24/02/2013

exercícios de criatividade

É.

Talvez fosse aquele o momento da solidão e inquietude combinadas e necessárias ao ato de recomeçar a criar. Sabia que estava afastada disto que era tão seu, esse movimento repleto de cargas desequilibradas, de vida, de dores, de cores, de beleza.

-  Escrever. Por que tão fácil nuns momentos e tão complexos em outros? Saria a nova idade que se aproximava? – pensava, pensava e girava. Num ágil 360º, voltava ao mesmo lugar.

Era o cansaço, talvez. O cansaço de bancar saber-se ser, quando desconhecia sua mínima composição. Ou era mesmo a falta de vocabulário.

(Tinha pensado em usar “inspiração” ao invés de “vocabulário”, mas respirava, inspirava a cada novo passo. Mais que isso, via e sentia a cada novo passo. Via os meninos no primeiro dia de aula, vestidos com uniforme da rede municipal chamando uns aos outros, mãos dadas com suas mães pelas ruas. Observava a alegria nos olhares daqueles universos que se apresentavam em pequenos e gorduchos corpos. Via os confetes nas ruas, denunciando a folia recém vivida. Enchia-se de vida.)

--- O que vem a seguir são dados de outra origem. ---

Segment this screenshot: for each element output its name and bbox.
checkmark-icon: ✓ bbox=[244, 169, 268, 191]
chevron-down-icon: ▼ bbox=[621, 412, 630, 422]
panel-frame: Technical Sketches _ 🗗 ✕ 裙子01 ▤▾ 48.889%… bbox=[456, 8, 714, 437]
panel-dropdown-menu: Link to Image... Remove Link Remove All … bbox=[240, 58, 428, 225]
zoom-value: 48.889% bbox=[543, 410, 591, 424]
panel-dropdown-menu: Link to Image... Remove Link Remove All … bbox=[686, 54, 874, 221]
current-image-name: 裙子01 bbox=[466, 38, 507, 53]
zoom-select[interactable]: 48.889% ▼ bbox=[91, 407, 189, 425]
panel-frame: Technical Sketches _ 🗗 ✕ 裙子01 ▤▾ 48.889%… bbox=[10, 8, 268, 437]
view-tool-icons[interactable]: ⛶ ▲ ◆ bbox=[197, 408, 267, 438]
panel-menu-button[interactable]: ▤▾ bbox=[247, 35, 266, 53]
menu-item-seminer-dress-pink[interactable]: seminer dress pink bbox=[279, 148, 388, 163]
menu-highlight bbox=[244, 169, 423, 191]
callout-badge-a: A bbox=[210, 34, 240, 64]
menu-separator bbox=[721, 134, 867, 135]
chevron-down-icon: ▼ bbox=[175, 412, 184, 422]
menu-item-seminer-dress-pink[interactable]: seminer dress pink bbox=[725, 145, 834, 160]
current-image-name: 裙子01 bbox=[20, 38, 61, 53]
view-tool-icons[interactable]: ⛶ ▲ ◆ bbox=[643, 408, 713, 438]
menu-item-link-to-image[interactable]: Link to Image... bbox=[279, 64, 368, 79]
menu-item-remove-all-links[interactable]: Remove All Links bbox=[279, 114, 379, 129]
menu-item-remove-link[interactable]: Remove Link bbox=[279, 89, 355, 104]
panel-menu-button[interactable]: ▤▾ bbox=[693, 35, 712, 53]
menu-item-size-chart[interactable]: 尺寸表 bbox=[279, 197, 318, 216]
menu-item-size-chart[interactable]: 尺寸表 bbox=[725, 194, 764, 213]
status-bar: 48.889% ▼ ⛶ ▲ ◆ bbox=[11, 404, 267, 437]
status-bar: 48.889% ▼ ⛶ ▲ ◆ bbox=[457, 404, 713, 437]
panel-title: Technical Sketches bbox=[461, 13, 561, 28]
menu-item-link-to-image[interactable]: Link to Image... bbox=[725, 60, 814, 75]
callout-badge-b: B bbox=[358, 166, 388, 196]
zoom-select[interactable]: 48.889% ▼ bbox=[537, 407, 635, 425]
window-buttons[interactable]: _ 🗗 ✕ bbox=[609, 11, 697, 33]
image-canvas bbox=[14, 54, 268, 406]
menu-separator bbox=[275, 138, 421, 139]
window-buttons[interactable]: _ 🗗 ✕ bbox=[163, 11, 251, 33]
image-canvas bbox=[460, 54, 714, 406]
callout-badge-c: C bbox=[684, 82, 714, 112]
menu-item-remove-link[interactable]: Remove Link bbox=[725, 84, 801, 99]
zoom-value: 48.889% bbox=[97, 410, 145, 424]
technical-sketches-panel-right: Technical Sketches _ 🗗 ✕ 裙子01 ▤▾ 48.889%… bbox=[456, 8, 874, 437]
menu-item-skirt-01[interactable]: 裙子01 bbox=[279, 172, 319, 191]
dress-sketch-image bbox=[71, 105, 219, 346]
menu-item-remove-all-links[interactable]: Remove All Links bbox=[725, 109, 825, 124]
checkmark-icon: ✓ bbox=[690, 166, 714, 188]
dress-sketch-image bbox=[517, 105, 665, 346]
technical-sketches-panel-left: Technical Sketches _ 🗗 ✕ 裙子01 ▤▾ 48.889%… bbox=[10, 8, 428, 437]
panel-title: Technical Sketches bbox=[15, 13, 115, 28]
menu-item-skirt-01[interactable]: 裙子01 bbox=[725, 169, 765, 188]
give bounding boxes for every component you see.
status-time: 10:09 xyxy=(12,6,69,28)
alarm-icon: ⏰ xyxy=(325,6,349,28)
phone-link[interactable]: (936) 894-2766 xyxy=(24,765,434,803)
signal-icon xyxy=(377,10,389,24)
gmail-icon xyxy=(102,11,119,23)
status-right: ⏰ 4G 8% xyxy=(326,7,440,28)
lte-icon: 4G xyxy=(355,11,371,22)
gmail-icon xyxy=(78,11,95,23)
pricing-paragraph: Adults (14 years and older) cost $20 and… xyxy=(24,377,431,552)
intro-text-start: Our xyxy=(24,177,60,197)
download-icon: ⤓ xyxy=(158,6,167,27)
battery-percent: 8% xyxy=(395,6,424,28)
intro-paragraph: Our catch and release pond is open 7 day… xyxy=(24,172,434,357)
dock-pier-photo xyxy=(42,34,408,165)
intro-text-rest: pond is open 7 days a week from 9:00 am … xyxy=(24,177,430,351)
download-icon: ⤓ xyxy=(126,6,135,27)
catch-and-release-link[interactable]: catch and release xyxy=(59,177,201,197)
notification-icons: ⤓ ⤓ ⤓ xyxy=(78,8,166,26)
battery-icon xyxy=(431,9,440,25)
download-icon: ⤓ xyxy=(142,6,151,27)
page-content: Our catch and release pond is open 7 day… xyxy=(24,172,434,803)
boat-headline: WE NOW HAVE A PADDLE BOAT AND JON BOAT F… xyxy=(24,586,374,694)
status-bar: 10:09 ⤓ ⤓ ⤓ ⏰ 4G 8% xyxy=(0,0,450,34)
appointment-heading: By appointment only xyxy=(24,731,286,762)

É, não era isso. Definitivamente, não era falta de inspiração.  Era a dificuldade de casar palavras, sem repetir-se, como sempre fazia. Organizar palavras tornava-se tarefa árdua, sobretudo quando se comparava aos outros, pior, a si mesma em outras épocas. Lembrou que quando foi buscar uma água pra tentar retomar a sobriedade, encontrou um Leminsk gritando na porta da geladeira: “abrindo um antigo caderno foi que eu descobri: antigamente eu era eterno”. E o que fazer diante de tamanhas genialidades, se não emudecer? E caímos de novo naquela velha história do pudor e compaixão, não é mesmo? Compaixão por si. Um belo aprendizado, para um pulso que ainda pulsa e uma cabeça que lateja.

Perdeu-se, escorregou pelos pensamentos, que, por sua vez, lhe escorriam por entre os dedos entreabertos sobre o negro teclado. A caixola atrofiava-se e, sem que se percebesse, voltava a escrever. Não se deu conta, impedida pelo medo petrificante de não ser aquilo que queria ou que achava que era, ao passo em que já estava sendo. E já não estava mais pedindo socorro porque aquela era sua cura. Escrever qualquer coisa que a cabeça teclante e os dedos pensantes a obrigassem a expurgar.

Foi com tudo, preencheu a página. Desnudou-se, jogou-se, mas não declarou-se. Por enquanto, livrar-se daquela necessidade era o que lhe tomava a energia. Livrar-se para ter outra vital necessidade, da qual também se livraria para dar lugar a uma nova e assim sucessivamente. E recordou outra frase, agora do filme Leopardo, que fala que é preciso mudar para que tudo fique no mesmo lugar. Pensou que acabara, mas nunca se acaba, tolinha. Sabia que não acabara, mas ombros destravaram e a boca esboçou uma abertura, insinuando certo sono. Deu um primeiro passo e foi dormir.